Apple has continually worked to work to shut down the application since it launched earlier this month as a simple download from the Google Play store that enabled iMessage use on Android without an Apple ID involved.
However, Apple succeeded in getting that version taken down, while efforts to use Mac computers and jailbroken iPhones as go-betweens have straddled the line between desperate and massively impractical.
Now, if the latest workaround (the jailbroken iPhone one) doesn’t escape Apple’s wrath, that’ll be all she wrote for the company’s efforts to bring iMessage to Android. It did encourage others to pick up that mantle (Beeper’s tech is open source) while it focuses on making the messaging app the best it can be minus iMessage integration.
“With our latest software release, we believe we’ve created something that Apple can tolerate existing,” the company wrote on X.
“We do not have any current plans to respond if this solution is knocked offline. The iMessage connection software that powers Beeper Mini is now 100% open source. Anyone who wants can continue to develop it if they’d like.”

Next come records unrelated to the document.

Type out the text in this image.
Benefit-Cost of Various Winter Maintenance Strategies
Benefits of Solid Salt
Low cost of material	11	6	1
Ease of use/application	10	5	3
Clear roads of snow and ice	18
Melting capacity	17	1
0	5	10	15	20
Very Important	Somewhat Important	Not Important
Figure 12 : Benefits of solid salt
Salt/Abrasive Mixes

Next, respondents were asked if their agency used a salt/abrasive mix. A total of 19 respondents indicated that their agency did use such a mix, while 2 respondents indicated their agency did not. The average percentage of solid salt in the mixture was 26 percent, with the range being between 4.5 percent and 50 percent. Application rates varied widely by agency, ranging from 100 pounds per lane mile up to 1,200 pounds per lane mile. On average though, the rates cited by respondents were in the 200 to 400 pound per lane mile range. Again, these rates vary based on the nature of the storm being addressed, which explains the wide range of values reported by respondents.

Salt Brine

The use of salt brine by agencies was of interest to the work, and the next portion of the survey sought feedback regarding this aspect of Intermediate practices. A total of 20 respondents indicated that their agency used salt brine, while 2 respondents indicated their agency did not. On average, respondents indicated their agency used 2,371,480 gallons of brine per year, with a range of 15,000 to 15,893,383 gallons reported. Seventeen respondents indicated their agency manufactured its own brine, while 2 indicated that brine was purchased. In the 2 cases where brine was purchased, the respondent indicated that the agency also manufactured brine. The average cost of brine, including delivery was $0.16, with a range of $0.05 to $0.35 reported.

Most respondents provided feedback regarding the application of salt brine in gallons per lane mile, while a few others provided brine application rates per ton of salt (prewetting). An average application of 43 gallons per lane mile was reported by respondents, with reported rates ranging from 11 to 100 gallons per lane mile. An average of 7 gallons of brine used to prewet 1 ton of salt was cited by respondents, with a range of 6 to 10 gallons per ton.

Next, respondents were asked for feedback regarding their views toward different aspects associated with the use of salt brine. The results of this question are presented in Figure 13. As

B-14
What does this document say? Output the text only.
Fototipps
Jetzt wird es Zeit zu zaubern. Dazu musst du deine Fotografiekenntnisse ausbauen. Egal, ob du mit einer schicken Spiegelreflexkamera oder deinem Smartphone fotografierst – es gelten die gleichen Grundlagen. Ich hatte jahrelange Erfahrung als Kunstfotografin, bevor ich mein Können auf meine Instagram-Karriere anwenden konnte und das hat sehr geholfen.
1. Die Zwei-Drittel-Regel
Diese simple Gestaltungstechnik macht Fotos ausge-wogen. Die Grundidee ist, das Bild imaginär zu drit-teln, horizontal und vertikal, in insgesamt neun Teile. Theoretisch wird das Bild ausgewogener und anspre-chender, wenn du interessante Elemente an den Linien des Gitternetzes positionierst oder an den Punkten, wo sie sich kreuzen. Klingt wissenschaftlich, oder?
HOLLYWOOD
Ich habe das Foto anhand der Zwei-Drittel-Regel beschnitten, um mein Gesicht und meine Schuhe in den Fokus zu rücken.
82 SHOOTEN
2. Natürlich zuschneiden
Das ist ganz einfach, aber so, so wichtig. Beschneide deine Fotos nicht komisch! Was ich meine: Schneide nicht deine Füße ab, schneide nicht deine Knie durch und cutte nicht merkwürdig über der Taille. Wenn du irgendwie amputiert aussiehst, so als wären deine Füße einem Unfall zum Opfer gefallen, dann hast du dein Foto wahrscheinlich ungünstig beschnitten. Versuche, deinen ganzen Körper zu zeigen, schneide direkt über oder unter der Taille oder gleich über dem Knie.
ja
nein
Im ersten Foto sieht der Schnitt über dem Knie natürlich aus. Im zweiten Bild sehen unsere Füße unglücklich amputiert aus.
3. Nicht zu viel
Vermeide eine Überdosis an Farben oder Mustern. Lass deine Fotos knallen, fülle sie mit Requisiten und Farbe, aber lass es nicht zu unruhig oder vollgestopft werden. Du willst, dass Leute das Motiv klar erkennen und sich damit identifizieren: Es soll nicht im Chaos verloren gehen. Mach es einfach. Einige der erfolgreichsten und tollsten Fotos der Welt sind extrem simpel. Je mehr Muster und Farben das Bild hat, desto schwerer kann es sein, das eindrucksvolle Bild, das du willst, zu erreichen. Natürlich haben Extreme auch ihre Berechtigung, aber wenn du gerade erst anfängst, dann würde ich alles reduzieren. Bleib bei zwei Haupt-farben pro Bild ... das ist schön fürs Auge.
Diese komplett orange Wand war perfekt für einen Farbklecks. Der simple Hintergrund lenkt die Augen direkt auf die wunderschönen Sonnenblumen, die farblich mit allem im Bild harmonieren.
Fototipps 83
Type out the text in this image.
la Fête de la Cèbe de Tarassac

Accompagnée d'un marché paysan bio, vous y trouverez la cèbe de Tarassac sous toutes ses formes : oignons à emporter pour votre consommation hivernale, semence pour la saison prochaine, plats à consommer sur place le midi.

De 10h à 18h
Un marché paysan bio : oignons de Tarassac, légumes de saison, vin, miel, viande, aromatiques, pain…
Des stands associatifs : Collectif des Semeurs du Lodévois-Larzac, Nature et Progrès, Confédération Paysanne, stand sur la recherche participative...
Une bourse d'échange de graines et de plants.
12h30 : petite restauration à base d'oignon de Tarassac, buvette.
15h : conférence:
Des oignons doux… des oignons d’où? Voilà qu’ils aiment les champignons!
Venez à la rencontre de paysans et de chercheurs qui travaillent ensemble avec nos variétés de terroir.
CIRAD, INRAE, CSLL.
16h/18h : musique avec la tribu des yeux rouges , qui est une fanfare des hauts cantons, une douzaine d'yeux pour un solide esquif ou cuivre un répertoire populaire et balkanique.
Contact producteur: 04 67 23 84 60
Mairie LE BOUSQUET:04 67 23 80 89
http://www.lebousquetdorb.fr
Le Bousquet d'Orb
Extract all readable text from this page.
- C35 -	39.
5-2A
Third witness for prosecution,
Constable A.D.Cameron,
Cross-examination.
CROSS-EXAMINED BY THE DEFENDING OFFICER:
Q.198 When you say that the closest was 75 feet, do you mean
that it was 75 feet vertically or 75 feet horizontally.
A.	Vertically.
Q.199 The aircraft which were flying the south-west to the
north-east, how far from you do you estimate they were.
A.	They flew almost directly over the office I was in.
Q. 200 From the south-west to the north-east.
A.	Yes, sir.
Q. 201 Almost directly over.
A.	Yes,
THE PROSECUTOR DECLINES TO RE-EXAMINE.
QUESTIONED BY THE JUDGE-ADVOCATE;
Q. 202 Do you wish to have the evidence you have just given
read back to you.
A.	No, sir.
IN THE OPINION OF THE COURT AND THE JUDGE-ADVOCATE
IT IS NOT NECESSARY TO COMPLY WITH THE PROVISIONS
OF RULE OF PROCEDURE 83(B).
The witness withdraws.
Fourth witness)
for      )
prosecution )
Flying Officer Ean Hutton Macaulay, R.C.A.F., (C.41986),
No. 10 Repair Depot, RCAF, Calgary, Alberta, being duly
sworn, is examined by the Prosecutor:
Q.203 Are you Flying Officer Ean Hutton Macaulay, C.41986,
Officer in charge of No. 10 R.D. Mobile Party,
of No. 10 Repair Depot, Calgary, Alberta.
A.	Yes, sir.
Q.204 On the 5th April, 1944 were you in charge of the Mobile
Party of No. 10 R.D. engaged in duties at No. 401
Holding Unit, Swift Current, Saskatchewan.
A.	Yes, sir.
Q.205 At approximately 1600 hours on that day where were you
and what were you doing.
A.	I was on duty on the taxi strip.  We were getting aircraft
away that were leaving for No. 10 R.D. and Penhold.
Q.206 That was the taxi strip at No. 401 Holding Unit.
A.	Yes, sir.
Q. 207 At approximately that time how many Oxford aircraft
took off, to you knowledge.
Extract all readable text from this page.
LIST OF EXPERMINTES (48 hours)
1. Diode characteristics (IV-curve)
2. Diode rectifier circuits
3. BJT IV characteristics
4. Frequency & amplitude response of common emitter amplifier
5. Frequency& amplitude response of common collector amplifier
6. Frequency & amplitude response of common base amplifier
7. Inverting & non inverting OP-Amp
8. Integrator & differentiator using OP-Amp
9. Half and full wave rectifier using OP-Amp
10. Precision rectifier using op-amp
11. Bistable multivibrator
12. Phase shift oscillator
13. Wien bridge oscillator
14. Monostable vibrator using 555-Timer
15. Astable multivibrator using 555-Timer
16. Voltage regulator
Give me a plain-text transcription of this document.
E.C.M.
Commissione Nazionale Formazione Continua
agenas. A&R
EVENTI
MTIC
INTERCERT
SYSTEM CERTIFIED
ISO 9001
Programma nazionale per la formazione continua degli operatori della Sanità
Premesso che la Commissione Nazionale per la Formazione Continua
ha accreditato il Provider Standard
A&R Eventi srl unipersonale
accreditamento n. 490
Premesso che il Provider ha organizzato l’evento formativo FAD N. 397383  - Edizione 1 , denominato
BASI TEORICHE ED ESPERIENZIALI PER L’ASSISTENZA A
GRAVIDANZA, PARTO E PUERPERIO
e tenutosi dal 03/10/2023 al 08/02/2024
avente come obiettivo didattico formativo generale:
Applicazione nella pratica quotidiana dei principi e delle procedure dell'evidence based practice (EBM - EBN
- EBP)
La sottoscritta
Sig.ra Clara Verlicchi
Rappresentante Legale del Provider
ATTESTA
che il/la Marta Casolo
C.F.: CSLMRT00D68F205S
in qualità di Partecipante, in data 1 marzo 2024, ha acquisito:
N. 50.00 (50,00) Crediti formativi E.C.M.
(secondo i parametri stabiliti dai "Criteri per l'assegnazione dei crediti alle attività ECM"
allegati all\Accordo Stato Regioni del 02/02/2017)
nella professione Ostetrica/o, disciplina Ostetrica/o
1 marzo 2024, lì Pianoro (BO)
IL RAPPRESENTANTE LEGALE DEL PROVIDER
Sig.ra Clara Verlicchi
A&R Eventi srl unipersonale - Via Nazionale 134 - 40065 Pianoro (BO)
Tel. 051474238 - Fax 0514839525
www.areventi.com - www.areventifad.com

The company said the battles with Apple, which it describes as “interference” have given the app a credibility hit. However, given the the interest in Apple’s “interference” from law enforcement agencies and regulators on both sides of the Atlantic, it’s possible Beeper’s actions may yet yield an intended goal – Apple having to open up iMessage to Android users.
“Each time that Beeper Mini goes ‘down’ or is made to be unreliable due to interference by Apple, Beeper’s credibility takes a hit. It’s unsustainable,” Beeper added. “As much as we want to fight for what we believe is a fantastic product that really should exist, the truth is that we can’t win a cat-and-mouse game with the largest company on earth.”